Star Trek: Voyager did Kes and the fans no favors.
Star Trek is supposed to be an augmented mirror of sorts, where we can hold up realistic questions to it and see how it’d play out in a science fiction setting. This is the core tenant of the franchise and what makes Star Trek inherently Star Trek. That is its defining trait and the thing that makes Trek what it is. So when Voyager introduced the two-year-old Ocumpan and her boyfriend, the maybe-30-something Talaxian Neelix, no one was comfortable with that.
While Kes was an adult for her people, maybe as mature as Neelix was in that regard, all people heard was “two years old”. While species mix all the time in Star Trek, Neelix, and Kes dating was the ultimate argument against such a concept.

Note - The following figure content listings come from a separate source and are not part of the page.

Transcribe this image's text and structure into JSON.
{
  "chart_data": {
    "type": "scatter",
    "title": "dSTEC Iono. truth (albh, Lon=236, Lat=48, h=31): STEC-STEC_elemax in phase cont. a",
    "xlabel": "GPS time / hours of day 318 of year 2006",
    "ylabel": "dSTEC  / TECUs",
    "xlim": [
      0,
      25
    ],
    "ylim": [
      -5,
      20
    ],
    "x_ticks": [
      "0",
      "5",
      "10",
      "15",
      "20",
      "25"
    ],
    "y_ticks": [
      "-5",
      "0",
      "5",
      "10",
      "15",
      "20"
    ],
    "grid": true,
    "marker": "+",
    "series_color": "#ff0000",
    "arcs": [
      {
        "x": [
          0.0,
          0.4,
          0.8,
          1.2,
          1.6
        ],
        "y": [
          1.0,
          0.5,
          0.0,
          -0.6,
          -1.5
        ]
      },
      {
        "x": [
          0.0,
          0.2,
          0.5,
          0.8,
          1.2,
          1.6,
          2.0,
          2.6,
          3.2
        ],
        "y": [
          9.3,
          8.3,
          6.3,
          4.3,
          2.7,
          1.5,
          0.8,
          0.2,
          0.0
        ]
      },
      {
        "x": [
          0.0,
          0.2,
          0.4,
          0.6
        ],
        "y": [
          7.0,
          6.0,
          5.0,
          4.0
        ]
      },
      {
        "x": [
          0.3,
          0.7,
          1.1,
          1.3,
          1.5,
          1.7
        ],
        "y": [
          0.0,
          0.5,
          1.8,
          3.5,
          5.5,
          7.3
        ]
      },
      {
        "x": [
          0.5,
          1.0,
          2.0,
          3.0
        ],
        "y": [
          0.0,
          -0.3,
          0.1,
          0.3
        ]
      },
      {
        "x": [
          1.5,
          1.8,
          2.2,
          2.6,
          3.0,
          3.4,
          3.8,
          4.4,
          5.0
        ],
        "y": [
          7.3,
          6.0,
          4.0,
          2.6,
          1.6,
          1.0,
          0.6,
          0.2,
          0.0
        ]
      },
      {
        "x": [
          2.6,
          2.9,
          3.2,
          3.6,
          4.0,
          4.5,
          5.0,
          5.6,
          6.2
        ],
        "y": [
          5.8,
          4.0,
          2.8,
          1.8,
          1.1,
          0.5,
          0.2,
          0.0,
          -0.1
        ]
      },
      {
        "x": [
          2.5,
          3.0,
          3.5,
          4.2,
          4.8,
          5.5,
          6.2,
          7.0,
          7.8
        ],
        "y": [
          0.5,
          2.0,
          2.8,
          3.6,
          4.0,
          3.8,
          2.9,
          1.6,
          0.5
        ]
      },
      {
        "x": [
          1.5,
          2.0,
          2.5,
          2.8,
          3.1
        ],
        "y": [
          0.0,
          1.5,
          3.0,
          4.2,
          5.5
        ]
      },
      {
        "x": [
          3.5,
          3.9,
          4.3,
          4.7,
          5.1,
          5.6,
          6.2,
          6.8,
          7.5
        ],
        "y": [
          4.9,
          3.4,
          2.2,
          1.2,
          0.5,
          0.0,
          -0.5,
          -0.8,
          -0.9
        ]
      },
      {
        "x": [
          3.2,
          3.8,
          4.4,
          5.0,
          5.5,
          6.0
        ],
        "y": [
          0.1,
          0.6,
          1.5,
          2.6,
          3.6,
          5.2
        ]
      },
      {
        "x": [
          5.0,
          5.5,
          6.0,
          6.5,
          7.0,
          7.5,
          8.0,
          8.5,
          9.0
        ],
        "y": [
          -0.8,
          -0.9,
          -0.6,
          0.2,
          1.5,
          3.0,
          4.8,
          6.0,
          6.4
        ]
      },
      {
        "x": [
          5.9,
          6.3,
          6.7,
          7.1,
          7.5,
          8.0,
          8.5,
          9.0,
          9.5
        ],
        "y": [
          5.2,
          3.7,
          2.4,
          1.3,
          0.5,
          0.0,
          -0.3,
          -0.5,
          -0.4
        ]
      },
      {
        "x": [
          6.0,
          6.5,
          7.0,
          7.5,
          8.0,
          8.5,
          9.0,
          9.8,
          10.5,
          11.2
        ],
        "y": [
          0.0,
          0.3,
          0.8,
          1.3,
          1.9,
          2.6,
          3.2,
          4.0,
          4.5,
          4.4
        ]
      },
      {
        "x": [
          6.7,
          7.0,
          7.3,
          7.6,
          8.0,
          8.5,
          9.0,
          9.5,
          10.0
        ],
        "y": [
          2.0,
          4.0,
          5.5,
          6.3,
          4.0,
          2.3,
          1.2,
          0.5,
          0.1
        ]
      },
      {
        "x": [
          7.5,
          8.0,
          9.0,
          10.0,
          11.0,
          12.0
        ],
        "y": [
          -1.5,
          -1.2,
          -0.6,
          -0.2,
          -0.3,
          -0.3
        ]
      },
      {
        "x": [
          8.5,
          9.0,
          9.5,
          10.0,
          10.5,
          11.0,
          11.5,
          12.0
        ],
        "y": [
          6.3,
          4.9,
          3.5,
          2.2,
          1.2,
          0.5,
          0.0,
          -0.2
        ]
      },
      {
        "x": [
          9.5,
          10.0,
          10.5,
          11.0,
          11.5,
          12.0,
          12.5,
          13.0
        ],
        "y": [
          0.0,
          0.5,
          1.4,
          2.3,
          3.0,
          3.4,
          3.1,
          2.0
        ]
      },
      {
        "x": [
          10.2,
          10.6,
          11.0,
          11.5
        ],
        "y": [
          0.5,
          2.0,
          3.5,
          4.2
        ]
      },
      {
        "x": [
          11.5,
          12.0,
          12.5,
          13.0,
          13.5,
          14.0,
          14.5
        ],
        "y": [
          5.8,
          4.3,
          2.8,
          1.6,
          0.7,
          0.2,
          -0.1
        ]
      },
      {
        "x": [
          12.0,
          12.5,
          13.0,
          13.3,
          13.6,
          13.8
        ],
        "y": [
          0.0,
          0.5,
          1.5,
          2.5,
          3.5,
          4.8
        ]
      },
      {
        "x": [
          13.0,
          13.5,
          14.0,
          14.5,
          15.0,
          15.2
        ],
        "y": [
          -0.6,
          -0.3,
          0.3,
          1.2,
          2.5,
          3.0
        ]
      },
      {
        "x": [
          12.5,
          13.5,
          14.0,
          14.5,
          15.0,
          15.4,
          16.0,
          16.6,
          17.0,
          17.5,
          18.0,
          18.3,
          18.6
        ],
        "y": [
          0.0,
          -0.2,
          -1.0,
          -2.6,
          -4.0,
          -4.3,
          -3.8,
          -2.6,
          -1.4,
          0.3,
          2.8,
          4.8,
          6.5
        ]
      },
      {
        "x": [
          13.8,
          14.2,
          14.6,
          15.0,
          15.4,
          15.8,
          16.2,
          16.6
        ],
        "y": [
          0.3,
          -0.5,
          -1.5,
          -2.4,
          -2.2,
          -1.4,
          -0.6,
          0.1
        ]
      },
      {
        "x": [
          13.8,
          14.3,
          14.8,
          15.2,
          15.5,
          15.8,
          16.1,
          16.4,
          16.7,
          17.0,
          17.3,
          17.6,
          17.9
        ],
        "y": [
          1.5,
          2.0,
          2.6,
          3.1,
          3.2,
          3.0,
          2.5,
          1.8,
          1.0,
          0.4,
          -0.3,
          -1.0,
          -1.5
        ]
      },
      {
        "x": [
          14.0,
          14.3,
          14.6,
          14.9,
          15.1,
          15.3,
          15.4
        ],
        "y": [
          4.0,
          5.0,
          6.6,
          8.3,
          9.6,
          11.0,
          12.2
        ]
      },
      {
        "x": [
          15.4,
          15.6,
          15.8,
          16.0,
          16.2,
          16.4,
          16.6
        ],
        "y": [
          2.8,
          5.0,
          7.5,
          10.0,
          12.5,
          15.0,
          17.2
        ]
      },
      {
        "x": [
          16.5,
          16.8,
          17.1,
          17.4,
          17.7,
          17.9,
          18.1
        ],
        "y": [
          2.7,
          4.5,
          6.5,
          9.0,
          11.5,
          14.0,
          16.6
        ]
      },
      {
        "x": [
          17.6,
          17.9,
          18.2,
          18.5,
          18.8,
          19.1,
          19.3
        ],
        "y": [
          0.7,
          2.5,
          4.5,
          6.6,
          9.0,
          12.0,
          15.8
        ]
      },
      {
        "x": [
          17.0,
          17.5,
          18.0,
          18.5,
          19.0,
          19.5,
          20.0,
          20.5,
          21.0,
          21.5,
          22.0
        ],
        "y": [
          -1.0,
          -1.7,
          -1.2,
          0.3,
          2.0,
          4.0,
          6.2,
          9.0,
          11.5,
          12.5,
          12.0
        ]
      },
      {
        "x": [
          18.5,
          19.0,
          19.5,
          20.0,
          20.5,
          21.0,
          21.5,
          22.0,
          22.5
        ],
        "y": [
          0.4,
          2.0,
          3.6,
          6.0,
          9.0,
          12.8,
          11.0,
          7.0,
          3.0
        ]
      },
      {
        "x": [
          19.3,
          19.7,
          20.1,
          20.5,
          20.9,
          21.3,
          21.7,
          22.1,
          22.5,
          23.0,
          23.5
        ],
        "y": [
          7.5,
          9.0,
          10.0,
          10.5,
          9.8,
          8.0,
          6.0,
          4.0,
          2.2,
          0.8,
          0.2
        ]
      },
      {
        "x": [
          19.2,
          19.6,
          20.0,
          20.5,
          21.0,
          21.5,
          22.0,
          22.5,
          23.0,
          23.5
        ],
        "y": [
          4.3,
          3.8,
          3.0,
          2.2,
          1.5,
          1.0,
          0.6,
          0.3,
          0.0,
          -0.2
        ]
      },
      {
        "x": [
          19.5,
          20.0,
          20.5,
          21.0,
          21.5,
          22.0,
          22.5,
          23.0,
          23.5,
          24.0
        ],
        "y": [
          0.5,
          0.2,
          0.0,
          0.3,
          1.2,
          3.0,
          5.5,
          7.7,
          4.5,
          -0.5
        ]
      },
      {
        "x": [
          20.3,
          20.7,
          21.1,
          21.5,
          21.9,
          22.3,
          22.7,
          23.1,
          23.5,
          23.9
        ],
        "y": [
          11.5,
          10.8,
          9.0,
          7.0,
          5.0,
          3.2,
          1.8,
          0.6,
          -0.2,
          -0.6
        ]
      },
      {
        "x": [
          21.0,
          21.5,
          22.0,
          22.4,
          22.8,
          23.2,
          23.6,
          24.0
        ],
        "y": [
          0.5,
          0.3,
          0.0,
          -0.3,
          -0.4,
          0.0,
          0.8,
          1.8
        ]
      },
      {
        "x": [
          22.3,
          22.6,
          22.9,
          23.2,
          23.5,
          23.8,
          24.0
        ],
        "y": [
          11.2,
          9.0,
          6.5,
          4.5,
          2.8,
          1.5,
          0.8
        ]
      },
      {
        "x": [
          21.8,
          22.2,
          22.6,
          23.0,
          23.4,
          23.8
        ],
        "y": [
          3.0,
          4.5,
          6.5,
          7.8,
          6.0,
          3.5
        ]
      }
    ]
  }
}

Kes was a Kazon slave, abused routinely until Neelix convinced the newly arrived Voyager crew to help rescue her. Kes and the other Ocampans were saved, and she and Neelix joined the crew of Voyager after the fact. The show often times painted Kes as a tad naive but very smart, while they painted Neelix as very possessive.
They were not a good couple and the fans hated them. It wasn’t just the way Neelix was written or the fact he started dating a two-year-old. It was the fact her character was designed to be a walking problem. Maybe the writers didn’t intend for this to happen, but the creation of Kes was a bad idea from the start.
Seriously, what were the writers of Star Trek: Voyager thinking when they created her
The writer deliberately created a character that would be controversial. They made it abundantly clear that she was two, and that she was only going to live a few more years. They then gave her a creepy adult boyfriend, despite barely being into adulthood herself, and then, randomly gave her random psychic powers to spice her up.
She was day-old fried squash when all the writers really wanted was a pizza. You can’t turn one into another. There was nothing you could do to “fix” Kes. She was doomed from the start. Everything about her was going to be highly problematic and that was by design. Why? I have no idea, but I’d love to ask the creators of her why they felt it was appropriate to explore an age-gap relationship with a two-year-old.
She was way too young, had an inappropriate boyfriend, came from an alien race with a stupidly short lifespan, and had random powers that emerge for plot reasons.
She was designed to be controversial, so why is anyone surprised she was?